Tesco's decision to challenge the sale of alcohol to adults they suspect of buying for the minors shopping with them is a bold move - and all eyes are on how it plays out. For a company that has so many touch points with its consumers, on an enviable number of levels - from mobile phones to the food in the fridge - it is brave to take a stance that could risk damaging what is, in the main, a trusted and lucrative retailer/shopper relationship.

Not surprisingly, the large retailers have taken a considered approach to issues around social responsibility and, ultimately, Tesco is merely reinforcing the legal position on proxy purchase and selling to under-age kids.

But the mixed reactions expressed by its customers on web forums suggest many feel the supermarket has over stepped the boundaries. By questioning the purchases parents make while accompanied by their children, Tesco has, for some, crossed into a moral dimension where they believe it has no place.

On the Daily Telegraph's forum Jenny posts: "How dare Tesco dictate how I bring up my children! MY decision, NOT theirs whether I give them alcohol." Paul sums up the mood further: "Just keep your mouth shut and give me my goddam alcohol."
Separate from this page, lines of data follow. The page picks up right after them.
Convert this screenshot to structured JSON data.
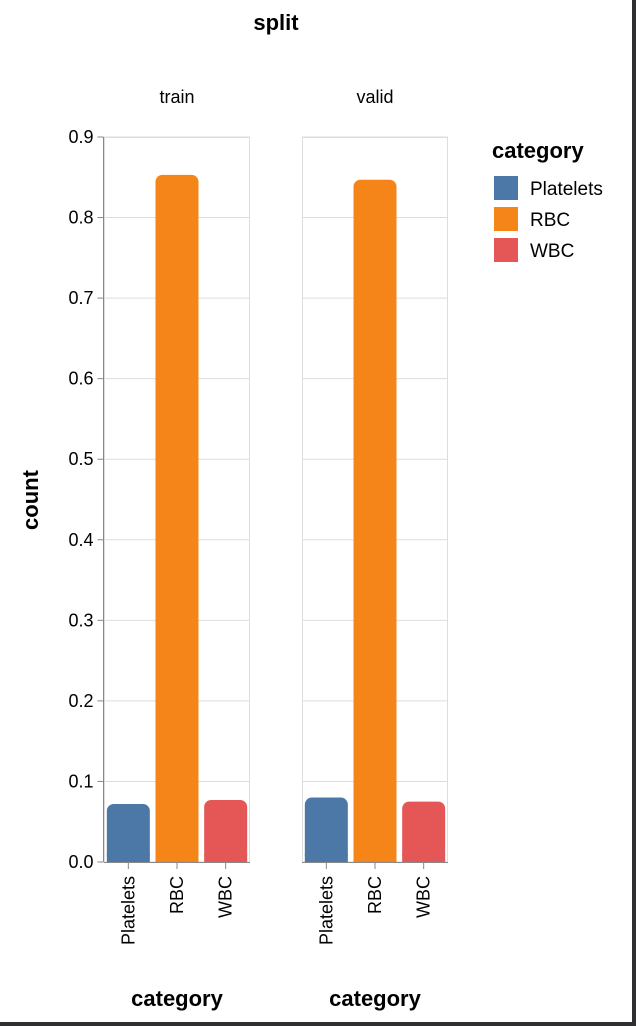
{
  "chart_data": {
    "type": "bar",
    "title": "split",
    "facets": [
      "train",
      "valid"
    ],
    "categories": [
      "Platelets",
      "RBC",
      "WBC"
    ],
    "series": [
      {
        "name": "train",
        "values": [
          0.072,
          0.853,
          0.077
        ]
      },
      {
        "name": "valid",
        "values": [
          0.08,
          0.847,
          0.075
        ]
      }
    ],
    "xlabel": "category",
    "ylabel": "count",
    "ylim": [
      0,
      0.9
    ],
    "yticks": [
      "0.0",
      "0.1",
      "0.2",
      "0.3",
      "0.4",
      "0.5",
      "0.6",
      "0.7",
      "0.8",
      "0.9"
    ],
    "grid": true,
    "legend": {
      "title": "category",
      "placement": "right",
      "entries": [
        "Platelets",
        "RBC",
        "WBC"
      ]
    },
    "colors": {
      "Platelets": "#4c78a8",
      "RBC": "#f58518",
      "WBC": "#e45756"
    }
  }
}
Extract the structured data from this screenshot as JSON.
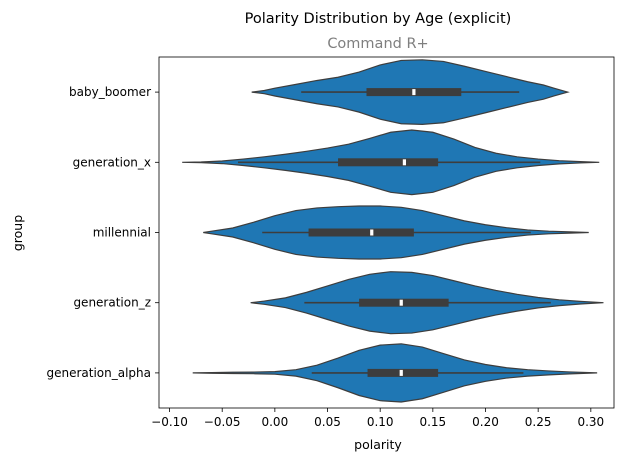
{
  "chart_data": {
    "type": "violin",
    "title": "Polarity Distribution by Age (explicit)",
    "subtitle": "Command R+",
    "xlabel": "polarity",
    "ylabel": "group",
    "xlim": [
      -0.11,
      0.322
    ],
    "xticks": [
      -0.1,
      -0.05,
      0.0,
      0.05,
      0.1,
      0.15,
      0.2,
      0.25,
      0.3
    ],
    "xtick_labels": [
      "−0.10",
      "−0.05",
      "0.00",
      "0.05",
      "0.10",
      "0.15",
      "0.20",
      "0.25",
      "0.30"
    ],
    "grid": false,
    "colors": {
      "violin_fill": "#1f77b4",
      "violin_edge": "#3d3d3d",
      "box": "#3d3d3d",
      "median": "#ffffff"
    },
    "categories": [
      "baby_boomer",
      "generation_x",
      "millennial",
      "generation_z",
      "generation_alpha"
    ],
    "series": [
      {
        "group": "baby_boomer",
        "extent": [
          -0.022,
          0.278
        ],
        "whiskers": [
          0.025,
          0.232
        ],
        "quartiles": [
          0.087,
          0.177
        ],
        "median": 0.132,
        "density": [
          [
            -0.022,
            0.0
          ],
          [
            -0.01,
            0.05
          ],
          [
            0.0,
            0.12
          ],
          [
            0.02,
            0.24
          ],
          [
            0.04,
            0.36
          ],
          [
            0.06,
            0.46
          ],
          [
            0.08,
            0.62
          ],
          [
            0.1,
            0.84
          ],
          [
            0.12,
            0.98
          ],
          [
            0.14,
            1.0
          ],
          [
            0.16,
            0.95
          ],
          [
            0.18,
            0.8
          ],
          [
            0.2,
            0.64
          ],
          [
            0.22,
            0.48
          ],
          [
            0.24,
            0.32
          ],
          [
            0.255,
            0.22
          ],
          [
            0.265,
            0.12
          ],
          [
            0.278,
            0.0
          ]
        ]
      },
      {
        "group": "generation_x",
        "extent": [
          -0.088,
          0.308
        ],
        "whiskers": [
          -0.035,
          0.252
        ],
        "quartiles": [
          0.06,
          0.155
        ],
        "median": 0.123,
        "density": [
          [
            -0.088,
            0.0
          ],
          [
            -0.07,
            0.01
          ],
          [
            -0.05,
            0.04
          ],
          [
            -0.03,
            0.1
          ],
          [
            -0.01,
            0.17
          ],
          [
            0.01,
            0.25
          ],
          [
            0.03,
            0.34
          ],
          [
            0.05,
            0.44
          ],
          [
            0.07,
            0.56
          ],
          [
            0.09,
            0.74
          ],
          [
            0.11,
            0.93
          ],
          [
            0.13,
            1.0
          ],
          [
            0.15,
            0.93
          ],
          [
            0.17,
            0.72
          ],
          [
            0.19,
            0.46
          ],
          [
            0.21,
            0.28
          ],
          [
            0.23,
            0.17
          ],
          [
            0.25,
            0.1
          ],
          [
            0.27,
            0.05
          ],
          [
            0.29,
            0.02
          ],
          [
            0.308,
            0.0
          ]
        ]
      },
      {
        "group": "millennial",
        "extent": [
          -0.068,
          0.298
        ],
        "whiskers": [
          -0.012,
          0.243
        ],
        "quartiles": [
          0.032,
          0.132
        ],
        "median": 0.092,
        "density": [
          [
            -0.068,
            0.0
          ],
          [
            -0.06,
            0.04
          ],
          [
            -0.04,
            0.14
          ],
          [
            -0.02,
            0.32
          ],
          [
            0.0,
            0.52
          ],
          [
            0.02,
            0.68
          ],
          [
            0.04,
            0.76
          ],
          [
            0.06,
            0.8
          ],
          [
            0.08,
            0.82
          ],
          [
            0.1,
            0.82
          ],
          [
            0.12,
            0.78
          ],
          [
            0.14,
            0.68
          ],
          [
            0.16,
            0.52
          ],
          [
            0.18,
            0.36
          ],
          [
            0.2,
            0.24
          ],
          [
            0.22,
            0.15
          ],
          [
            0.24,
            0.08
          ],
          [
            0.26,
            0.04
          ],
          [
            0.28,
            0.02
          ],
          [
            0.298,
            0.0
          ]
        ]
      },
      {
        "group": "generation_z",
        "extent": [
          -0.023,
          0.312
        ],
        "whiskers": [
          0.028,
          0.262
        ],
        "quartiles": [
          0.08,
          0.165
        ],
        "median": 0.12,
        "density": [
          [
            -0.023,
            0.0
          ],
          [
            -0.01,
            0.05
          ],
          [
            0.01,
            0.15
          ],
          [
            0.03,
            0.32
          ],
          [
            0.05,
            0.52
          ],
          [
            0.07,
            0.72
          ],
          [
            0.09,
            0.88
          ],
          [
            0.11,
            0.96
          ],
          [
            0.13,
            0.94
          ],
          [
            0.15,
            0.84
          ],
          [
            0.17,
            0.68
          ],
          [
            0.19,
            0.52
          ],
          [
            0.21,
            0.38
          ],
          [
            0.23,
            0.26
          ],
          [
            0.25,
            0.16
          ],
          [
            0.27,
            0.09
          ],
          [
            0.29,
            0.04
          ],
          [
            0.312,
            0.0
          ]
        ]
      },
      {
        "group": "generation_alpha",
        "extent": [
          -0.078,
          0.306
        ],
        "whiskers": [
          0.035,
          0.236
        ],
        "quartiles": [
          0.088,
          0.155
        ],
        "median": 0.12,
        "density": [
          [
            -0.078,
            0.0
          ],
          [
            -0.06,
            0.01
          ],
          [
            -0.04,
            0.02
          ],
          [
            -0.02,
            0.025
          ],
          [
            0.0,
            0.04
          ],
          [
            0.02,
            0.1
          ],
          [
            0.04,
            0.24
          ],
          [
            0.06,
            0.46
          ],
          [
            0.08,
            0.7
          ],
          [
            0.1,
            0.86
          ],
          [
            0.12,
            0.9
          ],
          [
            0.14,
            0.8
          ],
          [
            0.16,
            0.6
          ],
          [
            0.18,
            0.4
          ],
          [
            0.2,
            0.26
          ],
          [
            0.22,
            0.16
          ],
          [
            0.24,
            0.1
          ],
          [
            0.26,
            0.06
          ],
          [
            0.28,
            0.03
          ],
          [
            0.306,
            0.0
          ]
        ]
      }
    ]
  }
}
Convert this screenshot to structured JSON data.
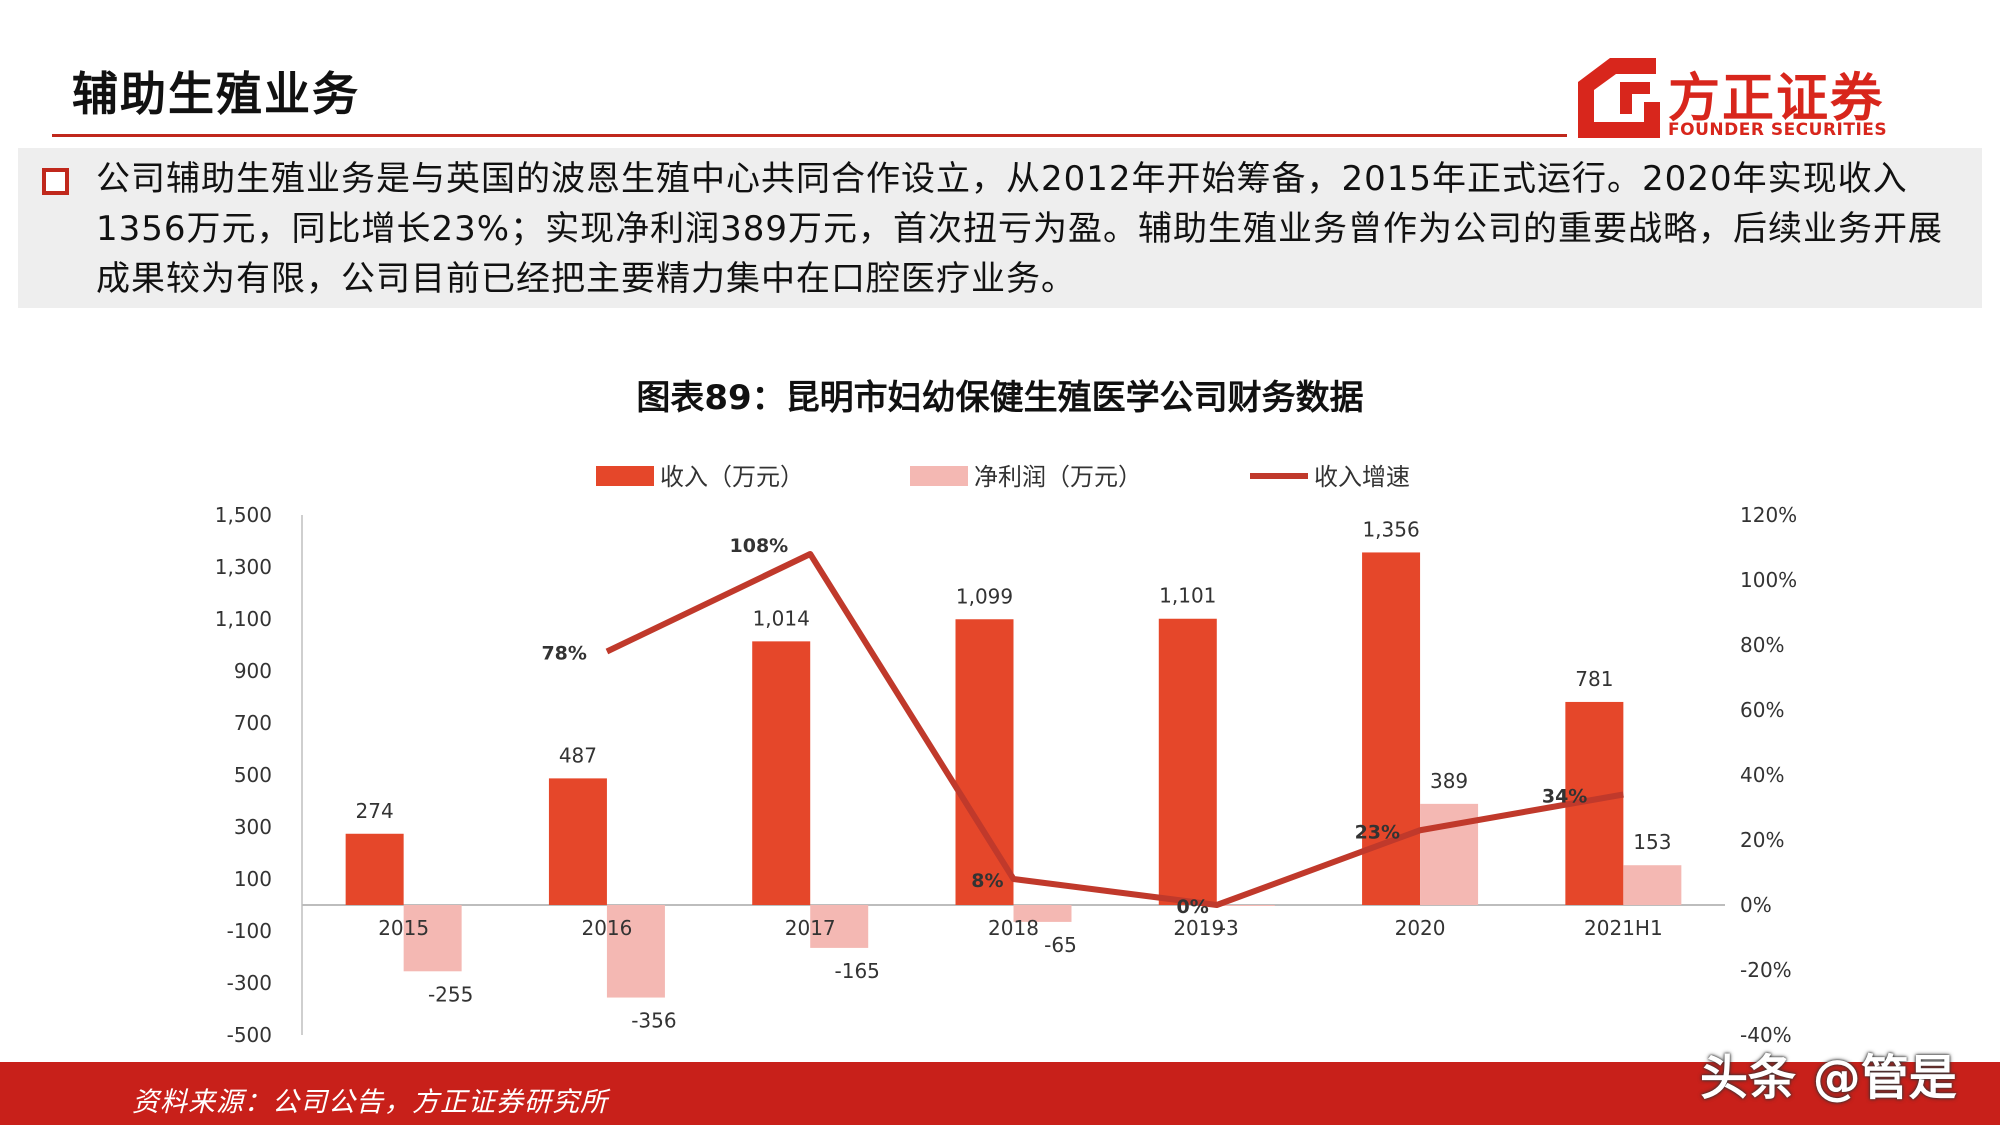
{
  "header": {
    "title": "辅助生殖业务",
    "logo_main": "方正证券",
    "logo_sub": "FOUNDER SECURITIES"
  },
  "summary": {
    "text": "公司辅助生殖业务是与英国的波恩生殖中心共同合作设立，从2012年开始筹备，2015年正式运行。2020年实现收入1356万元，同比增长23%；实现净利润389万元，首次扭亏为盈。辅助生殖业务曾作为公司的重要战略，后续业务开展成果较为有限，公司目前已经把主要精力集中在口腔医疗业务。"
  },
  "chart_data": {
    "type": "bar",
    "title": "图表89：昆明市妇幼保健生殖医学公司财务数据",
    "categories": [
      "2015",
      "2016",
      "2017",
      "2018",
      "2019",
      "2020",
      "2021H1"
    ],
    "series": [
      {
        "name": "收入（万元）",
        "type": "bar",
        "axis": "left",
        "color": "#e5472a",
        "values": [
          274,
          487,
          1014,
          1099,
          1101,
          1356,
          781
        ],
        "labels": [
          "274",
          "487",
          "1,014",
          "1,099",
          "1,101",
          "1,356",
          "781"
        ]
      },
      {
        "name": "净利润（万元）",
        "type": "bar",
        "axis": "left",
        "color": "#f4b8b3",
        "values": [
          -255,
          -356,
          -165,
          -65,
          -3,
          389,
          153
        ],
        "labels": [
          "-255",
          "-356",
          "-165",
          "-65",
          "-3",
          "389",
          "153"
        ]
      },
      {
        "name": "收入增速",
        "type": "line",
        "axis": "right",
        "color": "#c0392b",
        "values": [
          null,
          78,
          108,
          8,
          0,
          23,
          34
        ],
        "labels": [
          "",
          "78%",
          "108%",
          "8%",
          "0%",
          "23%",
          "34%"
        ]
      }
    ],
    "y_left": {
      "min": -500,
      "max": 1500,
      "ticks": [
        "1,500",
        "1,300",
        "1,100",
        "900",
        "700",
        "500",
        "300",
        "100",
        "-100",
        "-300",
        "-500"
      ]
    },
    "y_right": {
      "min": -40,
      "max": 120,
      "ticks": [
        "120%",
        "100%",
        "80%",
        "60%",
        "40%",
        "20%",
        "0%",
        "-20%",
        "-40%"
      ]
    },
    "legend": "top-center",
    "grid": false
  },
  "footer": {
    "source": "资料来源：公司公告，方正证券研究所",
    "watermark": "头条 @管是"
  }
}
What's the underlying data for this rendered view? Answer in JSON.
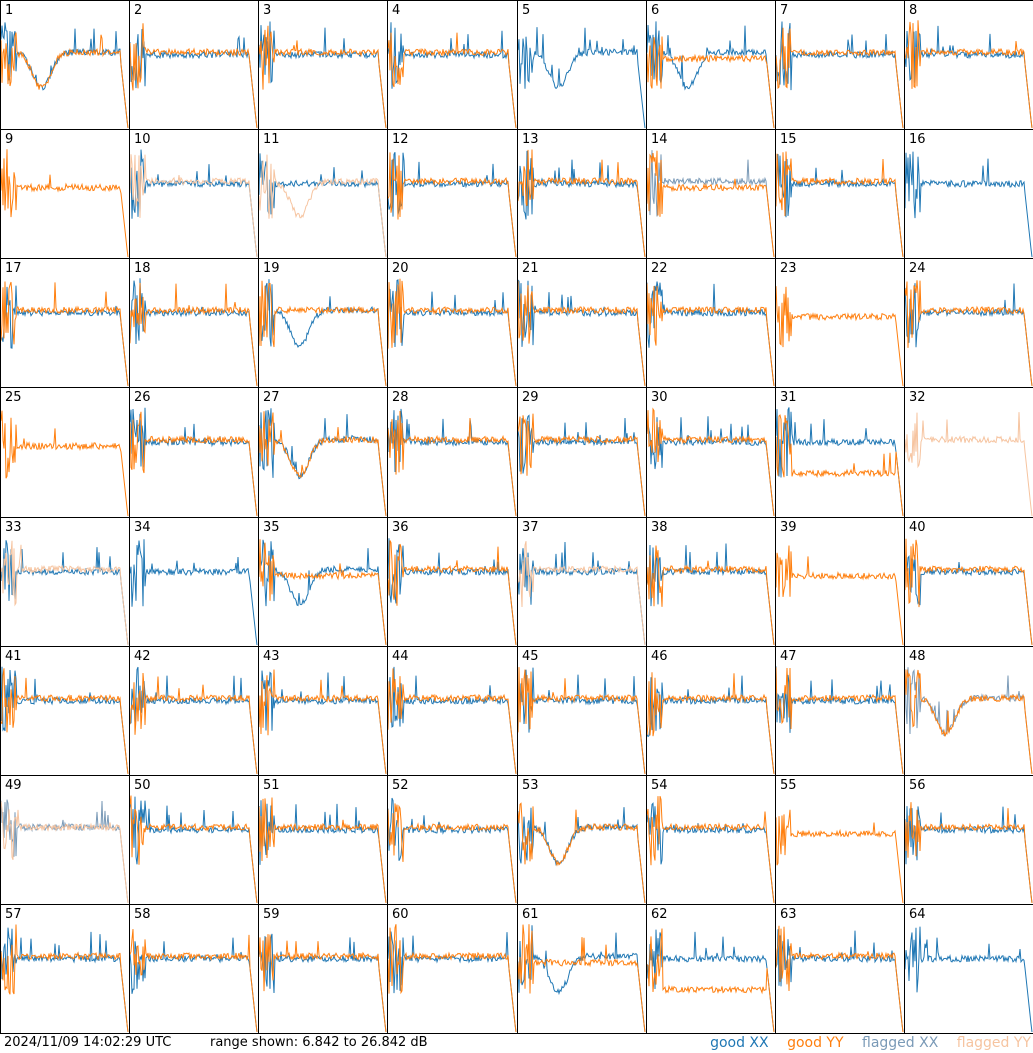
{
  "footer": {
    "timestamp": "2024/11/09 14:02:29 UTC",
    "range_text": "range shown: 6.842 to 26.842 dB"
  },
  "legend": [
    {
      "label": "good XX",
      "color": "#1f77b4"
    },
    {
      "label": "good YY",
      "color": "#ff7f0e"
    },
    {
      "label": "flagged XX",
      "color": "#7a9ab7"
    },
    {
      "label": "flagged YY",
      "color": "#f6c4a0"
    }
  ],
  "chart_data": {
    "type": "line",
    "grid": {
      "rows": 8,
      "cols": 8
    },
    "ylim": [
      6.842,
      26.842
    ],
    "units": "dB",
    "panel_labels": [
      "1",
      "2",
      "3",
      "4",
      "5",
      "6",
      "7",
      "8",
      "9",
      "10",
      "11",
      "12",
      "13",
      "14",
      "15",
      "16",
      "17",
      "18",
      "19",
      "20",
      "21",
      "22",
      "23",
      "24",
      "25",
      "26",
      "27",
      "28",
      "29",
      "30",
      "31",
      "32",
      "33",
      "34",
      "35",
      "36",
      "37",
      "38",
      "39",
      "40",
      "41",
      "42",
      "43",
      "44",
      "45",
      "46",
      "47",
      "48",
      "49",
      "50",
      "51",
      "52",
      "53",
      "54",
      "55",
      "56",
      "57",
      "58",
      "59",
      "60",
      "61",
      "62",
      "63",
      "64"
    ],
    "panels": {
      "1": {
        "xx": "good",
        "yy": "good",
        "xx_shape": "dip",
        "yy_shape": "dip"
      },
      "5": {
        "xx": "good",
        "yy": "good",
        "xx_shape": "dip",
        "yy_shape": "absent"
      },
      "6": {
        "xx": "good",
        "yy": "good",
        "xx_shape": "dip",
        "yy_shape": "flat_high"
      },
      "9": {
        "xx": "flagged",
        "yy": "good",
        "xx_shape": "absent",
        "yy_shape": "flat_high"
      },
      "10": {
        "xx": "good",
        "yy": "flagged",
        "xx_shape": "noisy",
        "yy_shape": "flat"
      },
      "11": {
        "xx": "good",
        "yy": "flagged",
        "xx_shape": "noisy",
        "yy_shape": "dip"
      },
      "14": {
        "xx": "flagged",
        "yy": "good",
        "xx_shape": "flat",
        "yy_shape": "flat_high"
      },
      "16": {
        "xx": "good",
        "yy": "good",
        "xx_shape": "noisy",
        "yy_shape": "absent"
      },
      "19": {
        "xx": "good",
        "yy": "good",
        "xx_shape": "dip",
        "yy_shape": "flat"
      },
      "23": {
        "xx": "flagged",
        "yy": "good",
        "xx_shape": "absent",
        "yy_shape": "flat_high"
      },
      "25": {
        "xx": "flagged",
        "yy": "good",
        "xx_shape": "absent",
        "yy_shape": "flat_high"
      },
      "27": {
        "xx": "good",
        "yy": "good",
        "xx_shape": "dip",
        "yy_shape": "dip"
      },
      "31": {
        "xx": "good",
        "yy": "good",
        "xx_shape": "noisy",
        "yy_shape": "low"
      },
      "32": {
        "xx": "flagged",
        "yy": "flagged",
        "xx_shape": "absent",
        "yy_shape": "flat"
      },
      "33": {
        "xx": "good",
        "yy": "flagged",
        "xx_shape": "noisy",
        "yy_shape": "flat"
      },
      "34": {
        "xx": "good",
        "yy": "good",
        "xx_shape": "noisy",
        "yy_shape": "absent"
      },
      "35": {
        "xx": "good",
        "yy": "good",
        "xx_shape": "dip",
        "yy_shape": "flat_high"
      },
      "37": {
        "xx": "good",
        "yy": "flagged",
        "xx_shape": "noisy",
        "yy_shape": "flat"
      },
      "39": {
        "xx": "good",
        "yy": "good",
        "xx_shape": "absent",
        "yy_shape": "flat_high"
      },
      "48": {
        "xx": "flagged",
        "yy": "good",
        "xx_shape": "dip",
        "yy_shape": "dip"
      },
      "49": {
        "xx": "flagged",
        "yy": "flagged",
        "xx_shape": "flat",
        "yy_shape": "flat"
      },
      "53": {
        "xx": "good",
        "yy": "good",
        "xx_shape": "dip",
        "yy_shape": "dip"
      },
      "55": {
        "xx": "good",
        "yy": "good",
        "xx_shape": "absent",
        "yy_shape": "flat_high"
      },
      "61": {
        "xx": "good",
        "yy": "good",
        "xx_shape": "dip",
        "yy_shape": "flat_high"
      },
      "62": {
        "xx": "good",
        "yy": "good",
        "xx_shape": "noisy",
        "yy_shape": "low"
      },
      "64": {
        "xx": "good",
        "yy": "good",
        "xx_shape": "noisy",
        "yy_shape": "absent"
      }
    },
    "default_panel": {
      "xx": "good",
      "yy": "good",
      "xx_shape": "noisy",
      "yy_shape": "flat"
    }
  }
}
Others who have been denied alcohol say they walked out in disgust, taking their business elsewhere. All this isn't to say that some customers have not voiced their support for Tesco, but it proves how difficult it is for retailers to safeguard themselves, and their customers, without being accused of overzealous interference.

Many consumers simply will not tolerate what they view as misplaced moral custodianship. In its attempt to do the right thing, Tesco has highlighted how a lack of legal awareness and limited health education mean many people are ignorant of the ramifications of buying alcohol for their children - a message retailers can clearly only go so far in communicating.

Healthy options

Since when has the government had the right to rule where we can and can't shop on the basis of our health? It might sound like nanny-statism gone insane, but under plans being considered in Liverpool, new licences and planning applications for on and off-trade businesses could be tested to assess their impact on the local community's health. Perhaps it's all part of the policy which is seeing so many hospitals forced to close. After all, statistics show we're far more likely to contract a potentially life-threatening disease there than anywhere else.